Is it legal? Well, all three branches of government seem to think so. The Executive Branch obviously does, as it is implementing the program, and President Obama has given a full-throated defense of it. The Legislative Branch does, too, since Prism appears completely consistent with Section 702 of the FISA Amendments Act. And at least part of the Judicial Branch does, since the FISC hasn’t chosen to reject the procedures under which Prism operates and thereby stop the program.

But can there be more meaningful judicial review? After all, the FISC has only a limited role, and is often accused (fairly or not) of being a rubber stamp for the intelligence agencies. Its opinions are also almost never made public.

Unfortunately, the likelihood of more meaningful review is quite small. Just this March, the US Supreme Court, in Clapper v. Amnesty International, turned aside a constitutional challenge to Section 702 on the ground that the plaintiffs—a group of civil liberties lawyers, human rights advocates, and others—lacked “standing” to bring suit. To establish standing, a plaintiff must show some concrete “injury in fact.” If the injury is only something that might take place in the future, then that threatened injury must be “certainly impending.”

The plaintiffs in Clapper claimed standing based on their fear that the US government would intercept their communications with non-US persons overseas without a warrant, and on the costs they had incurred to protect the confidentiality of their communications. But the Court found that these claimed injuries did not pass muster, since they “relie[d] on a highly attenuated chain of possibilities.” The Court said that even if plaintiffs could demonstrate that their foreign contacts were being monitored (which they hadn’t), they could not show that the US government was monitoring those persons under Section 702, as there are “numerous other methods of conducting surveillance,” or that spying on such persons would also lead to the interception of the plaintiffs’ communications. Thus, the plaintiffs’ argument was based on what the Court implied was “a paranoid fear.”
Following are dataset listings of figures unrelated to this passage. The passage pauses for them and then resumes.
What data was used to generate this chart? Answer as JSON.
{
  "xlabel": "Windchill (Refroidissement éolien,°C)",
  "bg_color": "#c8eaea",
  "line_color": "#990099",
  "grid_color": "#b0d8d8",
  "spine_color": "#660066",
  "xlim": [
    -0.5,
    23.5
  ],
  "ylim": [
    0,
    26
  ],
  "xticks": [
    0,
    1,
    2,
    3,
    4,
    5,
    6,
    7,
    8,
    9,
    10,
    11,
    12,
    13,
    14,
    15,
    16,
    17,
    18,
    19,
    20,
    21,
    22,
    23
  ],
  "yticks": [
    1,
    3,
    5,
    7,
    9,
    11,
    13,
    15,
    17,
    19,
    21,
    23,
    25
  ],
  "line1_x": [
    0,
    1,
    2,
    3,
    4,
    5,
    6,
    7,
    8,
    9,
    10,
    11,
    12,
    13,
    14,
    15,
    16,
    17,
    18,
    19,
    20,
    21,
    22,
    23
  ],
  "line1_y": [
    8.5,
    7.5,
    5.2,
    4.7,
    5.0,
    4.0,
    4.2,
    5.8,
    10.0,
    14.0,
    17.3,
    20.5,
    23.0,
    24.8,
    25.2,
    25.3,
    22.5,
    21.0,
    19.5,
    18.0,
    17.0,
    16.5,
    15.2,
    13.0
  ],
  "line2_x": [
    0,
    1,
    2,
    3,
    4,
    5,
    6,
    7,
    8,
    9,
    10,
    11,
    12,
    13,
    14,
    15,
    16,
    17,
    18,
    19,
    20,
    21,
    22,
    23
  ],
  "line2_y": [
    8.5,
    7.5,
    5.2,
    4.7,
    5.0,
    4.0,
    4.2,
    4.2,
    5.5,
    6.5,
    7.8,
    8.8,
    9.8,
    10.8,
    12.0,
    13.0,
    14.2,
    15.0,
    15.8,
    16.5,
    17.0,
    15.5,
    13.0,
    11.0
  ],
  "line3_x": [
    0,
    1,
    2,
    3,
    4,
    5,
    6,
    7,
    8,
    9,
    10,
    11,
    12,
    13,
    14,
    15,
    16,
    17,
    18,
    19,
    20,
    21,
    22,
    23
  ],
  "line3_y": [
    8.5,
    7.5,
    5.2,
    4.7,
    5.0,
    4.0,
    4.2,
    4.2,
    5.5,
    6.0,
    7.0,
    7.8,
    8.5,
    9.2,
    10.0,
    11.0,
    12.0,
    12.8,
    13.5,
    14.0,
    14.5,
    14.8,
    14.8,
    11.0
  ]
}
That fear doesn’t seem so paranoid in light of last weeks’ revelations. But the reality is that the Court’s decision makes it difficult for anyone to challenge the law. The only real chance is if someone is prosecuted based on information gathered pursuant to Section 702, and that person moves to suppress the evidence at trial. But that is fairly unlikely, since the government would almost certainly use at trial only wiretap evidence that it collected pursuant to a regular FISA or criminal wiretap order, or documentary or testimonial evidence. Moreover, a challenge would have to overcome the state secrets privilege, which has proven to be an all but insurmountable obstacle to challenges of government intelligence programs, including the Bush Administration’s warrantless wiretapping program.

Finally, there’s the question of whether the security benefits of the program are worth the cost to privacy. At bottom that’s a subjective question, and people will make their own judgments based largely on their personal notions of privacy. In a democracy, the societal judgment about such things is supposed to be made by our elected representatives. No President, whose first responsibility is to protect the security of the nation, is realistically going to decline to use a legal authority that has been granted to him. So that leaves Congress. And as I’ve said, Congress already enacted Section 702. If Congress now collectively determines that it didn’t realize what it was authorizing back in 2008, or thinks the intelligence community has gone too far, it can a) eliminate or cut back on the program, or b) exercise more rigorous oversight to make sure the program stays within bounds. Will it do either of these things? We’ll have to wait and see. But I wouldn’t hold my breath.